Opinie, poglądy, komentarze…
Tegorocznemu 51. Światowemu Tygodniowi Modlitw o Powołania towarzyszyło hasło „Powołania świadectwo prawdy”. W ciągu dziesięciu lat seminaria duchowne w Polsce odnotowały spadek liczby powołań do kapłaństwa o 15 proc. Jednak polscy klerycy stanowią i tak 25 proc. wszystkich alumnów w Europie. Bez powołań do kapłaństwa i życia konsekrowanego – zdaniem abp. Henryka Hosera - Kościół powoli zamiera. Co więc robić, aby je wspierać i by służba Bogu była jeszcze bardziej pociągająca?
* ks. Jan Kaczkowski - bioetyk, doktor teologii moralnej, autor książki „Szału nie ma, jest rak”, dyrektor hospicjum w Pucku
- Przyczyn coraz mniejszej liczby powołań jest wiele. Oczywiście, chcielibyśmy żeby to był niż demograficzny, ale to nie musi być prawda, bo takie uzasadnienie zwalniałoby nas
z głębszej refleksji. Być może jest to brak wystarczającego mocnego świadectwa ze strony nas kapłanów. A może dzieje się tak jak we Francji, gdzie Kościół przestał być Kościołem wymagającym w mądry sposób. To czemu młodzi ludzie mieliby się poświecić? Być tylko kimś niezbędnym do konsekracji ubranym
w albę i stułę i nic poza tym? Młody człowiek potrzebuje jakiegoś wyzwania, pójścia na całość, żeby ta decyzja jakoś go kosztowała. W imię czego przysiąc celibat, jeżeli tak naprawdę to nie oznacza pełnego oddania się Panu Bogu? Młodzi mężczyźni pełni ideałów nie chce być letni, a współczesny polski Kościół w pewnej swej części chcąc się przypodobać wiernym staje się coraz bardziej podobny do tego np. francuskiego, bardzo liberalnego. Ma także inną twarz.

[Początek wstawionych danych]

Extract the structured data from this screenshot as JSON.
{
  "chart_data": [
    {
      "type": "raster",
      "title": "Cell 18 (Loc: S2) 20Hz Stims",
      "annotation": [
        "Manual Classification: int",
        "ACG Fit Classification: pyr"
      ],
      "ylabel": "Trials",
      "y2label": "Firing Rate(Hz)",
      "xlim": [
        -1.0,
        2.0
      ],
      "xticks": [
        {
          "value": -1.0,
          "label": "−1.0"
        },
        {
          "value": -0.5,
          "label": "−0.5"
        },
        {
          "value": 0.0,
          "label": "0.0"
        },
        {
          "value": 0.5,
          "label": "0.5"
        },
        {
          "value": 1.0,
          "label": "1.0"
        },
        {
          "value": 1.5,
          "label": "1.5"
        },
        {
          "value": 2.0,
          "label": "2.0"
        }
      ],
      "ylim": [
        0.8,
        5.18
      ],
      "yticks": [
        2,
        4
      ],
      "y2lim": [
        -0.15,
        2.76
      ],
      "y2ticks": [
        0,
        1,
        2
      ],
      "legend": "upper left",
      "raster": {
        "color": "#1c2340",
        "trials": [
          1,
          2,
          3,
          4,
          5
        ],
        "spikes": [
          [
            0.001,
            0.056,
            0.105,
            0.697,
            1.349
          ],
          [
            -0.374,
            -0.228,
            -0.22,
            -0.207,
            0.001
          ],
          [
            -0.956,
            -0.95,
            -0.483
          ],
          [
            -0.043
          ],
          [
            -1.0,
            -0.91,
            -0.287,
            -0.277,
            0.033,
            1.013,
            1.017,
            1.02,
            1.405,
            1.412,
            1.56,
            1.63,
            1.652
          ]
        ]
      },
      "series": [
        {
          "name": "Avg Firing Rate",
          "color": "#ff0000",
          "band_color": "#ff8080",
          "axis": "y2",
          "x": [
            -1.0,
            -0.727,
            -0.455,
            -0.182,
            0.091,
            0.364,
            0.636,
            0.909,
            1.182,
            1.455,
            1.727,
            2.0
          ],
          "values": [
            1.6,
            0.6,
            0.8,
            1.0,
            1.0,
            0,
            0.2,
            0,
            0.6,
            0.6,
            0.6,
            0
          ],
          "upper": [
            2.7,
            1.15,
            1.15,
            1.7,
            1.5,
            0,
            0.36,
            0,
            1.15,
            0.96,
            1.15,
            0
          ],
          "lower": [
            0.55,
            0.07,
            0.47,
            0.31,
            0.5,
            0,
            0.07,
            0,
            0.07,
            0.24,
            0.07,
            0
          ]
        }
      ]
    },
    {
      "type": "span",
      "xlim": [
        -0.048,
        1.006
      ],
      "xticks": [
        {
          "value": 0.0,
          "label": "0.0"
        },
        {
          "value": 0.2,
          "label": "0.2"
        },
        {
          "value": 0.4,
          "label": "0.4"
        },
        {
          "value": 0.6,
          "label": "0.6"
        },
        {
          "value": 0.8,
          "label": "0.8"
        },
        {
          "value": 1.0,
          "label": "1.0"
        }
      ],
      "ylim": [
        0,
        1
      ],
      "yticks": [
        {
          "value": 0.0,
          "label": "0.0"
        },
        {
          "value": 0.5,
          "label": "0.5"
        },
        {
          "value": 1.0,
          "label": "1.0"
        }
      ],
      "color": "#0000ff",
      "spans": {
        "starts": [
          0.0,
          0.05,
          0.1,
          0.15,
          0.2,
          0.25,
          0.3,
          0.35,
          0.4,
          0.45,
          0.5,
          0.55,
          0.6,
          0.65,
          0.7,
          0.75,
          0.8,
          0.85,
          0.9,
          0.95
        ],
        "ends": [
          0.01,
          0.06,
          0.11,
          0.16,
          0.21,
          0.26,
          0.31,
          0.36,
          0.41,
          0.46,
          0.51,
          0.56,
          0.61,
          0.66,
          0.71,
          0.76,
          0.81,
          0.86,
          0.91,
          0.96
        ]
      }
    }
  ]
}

Odpychającą, obfitującą nie tylko w zakazy i połajanki, co nie przystoi zwłaszcza młodym kapłanom. Ja często w Kościele czuję się niezrozumiany, bo część, nazwijmy ją prawicową, uważa mnie za niezwykłego liberała, a część liberalna za integrystę (prąd w Kościele katolickim odnoszący się z niechęcią do zmian doktrynalnych - dop.red.). Kościół nie jest ani lewicowy, ani prawicowy. Kościół musi być Chrystusowy. Młody człowiek nigdy nie zostanie księdzem jeśli nie będzie czuł w tym pasji. Dla mnie tą pasją jest posługa chorym i umierającym w hospicjum. Jeżeli kapłaństwo nie będzie go rozpalało wewnętrznie, to będzie on albo urzędnikiem kultu, albo funkcjonariuszem korporacji. To musi być coś z wysokiej półki, co młodego człowieka chwyci. Powstaje także pytanie dlaczego do seminariów diecezjalnych zgłaszają się kandydaci, którzy w dużej mierze bardzo przeciętnie zdają maturę, a ogólnie rzecz biorąc wyjąwszy wielkie aglomeracje (Gdańsk, Warszawa, Kraków), poziom intelektualny kandydatów pozostawia wiele do życzenia. Może rozwiązaniem byłoby dowartościowanie funkcji kapelanów szpitalnych i hospicyjnych, od których młodzi alumni mogliby się nauczyć, że posługa księdza w takich miejscach to częstokroć walka na śmierć i życie o zbawienie drugiego człowieka. Przy okazji pragnę poprosić czytelników gazety Ziemi Lubańskiej o wsparcie Puckiego Hospicjum modlitwą, 1 proc. lub jakąkolwiek choćby najmniejszą wpłatą(www.hospitium.org).